L'Assemblée nationale adopte une loi controversée sur la rétention administrative

Une nouvelle loi sur la sécurité relance le débat autour de la rétention administrative.
L'Assemblée nationale adopte une loi controversée sur la rétention administrative
C’est bien à une énième loi sécuritaire en réaction à un fait divers qu’avaient à faire les députés ce mardi, après un débat houleux début avril. © iStock

Du centre à l'extrême droite, un large éventail de députés a voté en faveur d'une proposition de loi portée par Renaissance. Ce texte, visant à "renforcer la sécurité, la rétention administrative et la prévention des risques d'attentats", a rencontré une forte opposition de la part des groupes de gauche.

Le 5 mai, l'Assemblée nationale a validé en première lecture la proposition de loi avec un score de 345 voix contre 177. Les députés de gauche se sont tous prononcés contre, mais cela n'a pas suffi face à l'union des centristes et de l'extrême droite, soutenus par Charles Rodwell (Renaissance), à l'origine de ce projet.

Rodwell, député des Yvelines, a souvent mis en avant la tragédie de Philippine Le Noir de Carlan, tuée en septembre 2024, le principal suspect étant un étranger en situation irrégulière en France. Cette affaire a été citée comme un argument fort pour justifier l'extension des mesures de rétention.

Un allongement de la rétention administrative jusqu'à 7 mois

Cette nouvelle loi envisage d'allonger jusqu'à sept mois (210 jours) la rétention administrative pour les étrangers sous mesure d'éloignement, condamnés à au moins trois ans d'emprisonnement pour des infractions graves. L'objectif affiché est d'évaluer la menace que représentent ces individus pour l'ordre public. Toutefois, cette disposition a été rétablie à la dernière minute, après avoir été temporairement écartée par un amendement écologiste lors de discussions plus vives.

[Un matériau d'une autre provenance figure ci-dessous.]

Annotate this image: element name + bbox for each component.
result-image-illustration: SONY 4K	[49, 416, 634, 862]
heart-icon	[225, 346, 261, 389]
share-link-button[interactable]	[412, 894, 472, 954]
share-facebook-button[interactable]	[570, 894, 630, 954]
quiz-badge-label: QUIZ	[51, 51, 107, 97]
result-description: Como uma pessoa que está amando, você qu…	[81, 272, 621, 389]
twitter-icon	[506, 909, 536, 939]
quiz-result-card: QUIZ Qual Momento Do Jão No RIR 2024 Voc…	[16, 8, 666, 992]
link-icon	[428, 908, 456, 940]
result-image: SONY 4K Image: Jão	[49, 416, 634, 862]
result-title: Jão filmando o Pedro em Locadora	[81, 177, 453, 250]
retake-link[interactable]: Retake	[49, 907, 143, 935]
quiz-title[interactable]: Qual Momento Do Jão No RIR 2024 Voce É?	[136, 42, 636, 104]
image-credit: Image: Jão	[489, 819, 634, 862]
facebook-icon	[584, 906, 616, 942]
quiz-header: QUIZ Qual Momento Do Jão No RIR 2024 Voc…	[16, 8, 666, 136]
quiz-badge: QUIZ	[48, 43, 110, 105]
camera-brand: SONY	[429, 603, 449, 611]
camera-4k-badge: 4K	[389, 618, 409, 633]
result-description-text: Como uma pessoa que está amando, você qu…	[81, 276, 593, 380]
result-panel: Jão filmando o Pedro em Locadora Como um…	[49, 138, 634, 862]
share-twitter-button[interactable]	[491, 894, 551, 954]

Antoine Léaument, représentant La France insoumise, a réagi violemment à cette loi, affirmant que "l'instrumentalisation de la peur" visait à gouverner par la contrainte. Il a ajouté que la réintroduction de telles mesures rappelait des pratiques du passé, en dénonçant la tendance à enfermer sans jugement.

La dernière tentative d'allongement similaire avait été annulée par le Conseil constitutionnel pour disproportion. Face à cela, les parlementaires ont présenté une version modifiée, mais qui reste critiquée par les opposants comme une atteinte aux droits fondamentaux.

Des critiques qui se multiplient

Rodwell a défendu l'équilibre de son texte, mais la gauche le considère comme liberticide. Léa Balage El Mariky, une écologiste, a souligné que cette loi pousserait à punir avant même le passage à l'acte. Elle a averti de l’éradication progressive des libertés individuelles au nom de la sécurité.

Une autre mesure de la loi prévoit la possibilité d'examens psychiatriques imposés par le préfet, visant ceux montrant des signes d'adhésion à des idéologies terroristes ou ayant des comportements jugés problématiques. Elsa Faucillon, députée communiste, a dénoncé cette amalgame entre immigration et criminalité, exprimant des préoccupations sur la politisation de la psychiatrie pour des raisons sécuritaires.

Le parcours législatif de cette proposition va se poursuivre, au Sénat, où elle devrait recueillir un soutien similar, assurant ainsi son adoption.